With network boot, I was able to get read and write speeds similar to a class 10 SD card. Note that the boot images are hosted on a USB hard drive connected to Mandalore (PXE server). NFS seems to be the bottleneck here - raw r/w speeds of the hard drive are much better than this. All Pis are connected to Netgear’s 8 port gigabit ethernet switch.

To no one’s surprise, things improve considerably when Pis are running off a USB hard disk. Note that the external drives I used are 5400RPM hard disks repurposed from very old MacBooks. I bought them on eBay for $10 a pop. YMMV.

Current setup

Right now, I have Mandalore booting from an SD card and / mounted from a USB hard disk. Nog, Ordo and Werda fetch /boot from Mandalore over the network and / mounted from a USB hard disk.

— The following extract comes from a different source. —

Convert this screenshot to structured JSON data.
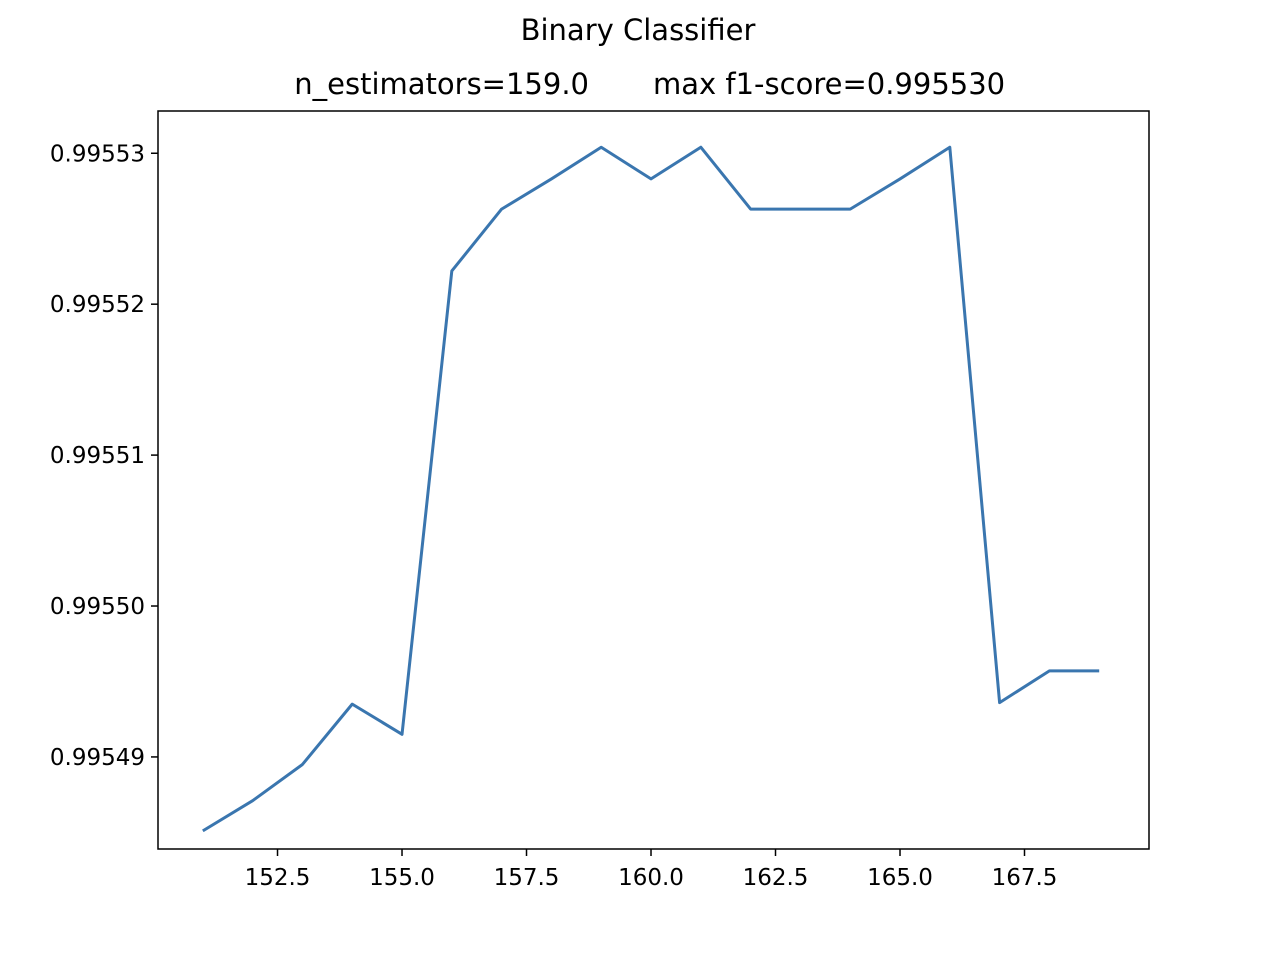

from top to bottom - Mandalore, Nog, Ordo, Werda

I can finally start working on my proj… wait, what?

A new beta firmware is out for RPi 4 that lets you boot from USB drives directly.

Oh well…


Update: This post was discussed on Hacker News. As jordybg points out, USB boot is no longer “beta” and is available in the latest (2020-06-15) “stable” firmware release.